Thrombin remains an alternative to coils. It can be instilled directly at bleeding
site, and flow cessation can be assessed. Thrombin is a good alternative in those
cases, which are not feasible by endovascular route. The success of thrombin in embolization
of peripheral pseudoaneurysms as [4 ],[5 ],[6 ] well as those of pancreas [7 ],[8 ],[9 ],[10 ] has been well described in literature. Thrombin can be given through transcutaneous
route using ultrasound or CT guidance. However, in our patient, transabdominal ultrasound
could not delineate the lesion clearly posing great challenge for thrombin instillation.
EUS was the next step as most of these pseudoaneurysms are in the vascular territory
in the vicinity of peripancreatic region. The advantage of EUS lies in clearly delineating
the extent and size of pseudoaneurysm. Instillation of thrombin under EUS guidance
requires a great deal of expertise. Thrombin injection ensures immediate occlusion
of pseudoaneurysm in most of the cases. Response assessment can also be done easily.
Hallmark finding is a complete loss of Doppler signal on EUS. Serial follow-up over
1 month did not reveal rebleeding or rupture in our case. There is scarcity of literature
describing use of EUS-guided thrombin instillation in pancreatic pseudoaneurysm. In
one of the earliest descriptions, Roach et al.[11 ] described EUS-guided thrombin occlusion of a pseudoaneurysm arising from a branch
of superior mesenteric artery in a patient presenting with the upper gastrointestinal
bleed. This was done following failure to embolize angiographically as feeding artery
could not be catheterized. Use of thrombin is recommended in cases of hemodynamically
stable patients with small pseudoaneurysm.[12 ] In addition, it can be used in large lesions as an adjunct to coil embolization.
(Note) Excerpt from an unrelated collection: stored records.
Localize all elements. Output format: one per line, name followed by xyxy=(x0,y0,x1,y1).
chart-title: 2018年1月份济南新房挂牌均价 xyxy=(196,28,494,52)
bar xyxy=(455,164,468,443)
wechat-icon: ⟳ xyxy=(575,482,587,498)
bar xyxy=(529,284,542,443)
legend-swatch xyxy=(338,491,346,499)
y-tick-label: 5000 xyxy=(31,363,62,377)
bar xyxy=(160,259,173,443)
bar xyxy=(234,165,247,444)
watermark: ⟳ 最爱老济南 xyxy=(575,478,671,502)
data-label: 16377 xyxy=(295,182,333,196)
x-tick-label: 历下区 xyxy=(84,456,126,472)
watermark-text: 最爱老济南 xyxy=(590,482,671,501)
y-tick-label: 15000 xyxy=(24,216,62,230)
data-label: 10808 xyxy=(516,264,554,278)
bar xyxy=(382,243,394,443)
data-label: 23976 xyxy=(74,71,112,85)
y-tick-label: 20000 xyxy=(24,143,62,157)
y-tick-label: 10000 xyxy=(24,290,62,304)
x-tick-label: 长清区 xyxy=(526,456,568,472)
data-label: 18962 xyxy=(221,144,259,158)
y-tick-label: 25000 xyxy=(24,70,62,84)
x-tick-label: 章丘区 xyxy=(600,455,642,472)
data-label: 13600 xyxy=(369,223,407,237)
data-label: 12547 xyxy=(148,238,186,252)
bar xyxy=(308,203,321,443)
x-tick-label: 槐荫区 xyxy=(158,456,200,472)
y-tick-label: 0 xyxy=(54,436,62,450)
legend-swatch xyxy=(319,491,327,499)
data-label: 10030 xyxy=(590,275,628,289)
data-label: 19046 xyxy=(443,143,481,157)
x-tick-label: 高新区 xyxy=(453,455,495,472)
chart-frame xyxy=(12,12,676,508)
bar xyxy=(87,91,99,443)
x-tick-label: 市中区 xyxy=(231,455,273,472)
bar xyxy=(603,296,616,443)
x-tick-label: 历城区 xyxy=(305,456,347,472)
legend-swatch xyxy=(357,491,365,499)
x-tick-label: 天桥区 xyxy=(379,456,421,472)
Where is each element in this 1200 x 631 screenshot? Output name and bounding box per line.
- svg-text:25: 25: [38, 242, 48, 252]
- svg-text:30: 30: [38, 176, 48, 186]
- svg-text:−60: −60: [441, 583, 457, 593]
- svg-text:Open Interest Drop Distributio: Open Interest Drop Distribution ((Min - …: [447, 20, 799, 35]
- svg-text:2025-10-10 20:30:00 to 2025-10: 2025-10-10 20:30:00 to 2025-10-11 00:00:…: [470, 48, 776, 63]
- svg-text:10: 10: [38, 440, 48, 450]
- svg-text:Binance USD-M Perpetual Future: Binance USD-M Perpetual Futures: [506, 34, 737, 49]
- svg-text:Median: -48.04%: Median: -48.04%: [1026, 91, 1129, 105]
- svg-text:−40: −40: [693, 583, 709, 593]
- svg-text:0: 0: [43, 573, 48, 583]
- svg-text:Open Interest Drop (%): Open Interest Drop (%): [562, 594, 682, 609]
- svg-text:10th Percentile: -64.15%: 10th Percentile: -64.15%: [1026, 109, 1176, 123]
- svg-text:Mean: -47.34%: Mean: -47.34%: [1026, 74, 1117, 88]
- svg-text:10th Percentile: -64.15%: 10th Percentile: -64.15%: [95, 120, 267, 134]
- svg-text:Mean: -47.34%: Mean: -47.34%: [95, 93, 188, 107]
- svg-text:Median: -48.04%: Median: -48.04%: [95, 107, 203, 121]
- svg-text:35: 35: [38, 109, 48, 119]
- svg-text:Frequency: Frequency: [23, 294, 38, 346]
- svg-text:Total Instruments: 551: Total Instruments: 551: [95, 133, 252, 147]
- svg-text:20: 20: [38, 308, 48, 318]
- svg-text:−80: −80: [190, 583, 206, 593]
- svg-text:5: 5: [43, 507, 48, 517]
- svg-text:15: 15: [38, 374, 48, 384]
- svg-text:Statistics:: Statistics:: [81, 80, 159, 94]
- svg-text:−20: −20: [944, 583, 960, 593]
In hemodynamically unstable patients and those with large pseudoaneurysms or those
with failure after repeated embolization, surgery remains the only option. However,
in the setting of pancreatitis, surgery is associated with a grim outcome. The advent
of thrombin instillation through EUS guidance has opened an altogether new arena for
managing difficult pseudoaneurysms and thereby avoiding associated surgical risk.
This case was unique and possibly the first to the best of my knowledge in our country,
where we used thrombin alone for a large pseudoaneurysm of 4 cm × 5 cm size. Although
one cannot undermine the expertise needed in EUS guidance, it offers new hope to this
special group of patients with pseudoaneurysm, which are inaccessible to therapeutic
angiography or through transabdominal ultrasound.
Limitations of thrombin instillation include the risk of distal thrombosis. This rarely
occurs since thrombin is rapidly diluted and inactivated by the fast flowing blood
stream.[10 ] Immunological reactions such as hypersensitivity reactions are also known to occur.
Recanalization after initial successful thrombosis of pseudoaneurysm is another complication.
Finally, duration of follow-up required after treatment of pseudoaneurysms is not
mentioned in the literature.
Further studies are also needed to provide data regarding efficacy and long-term outcomes.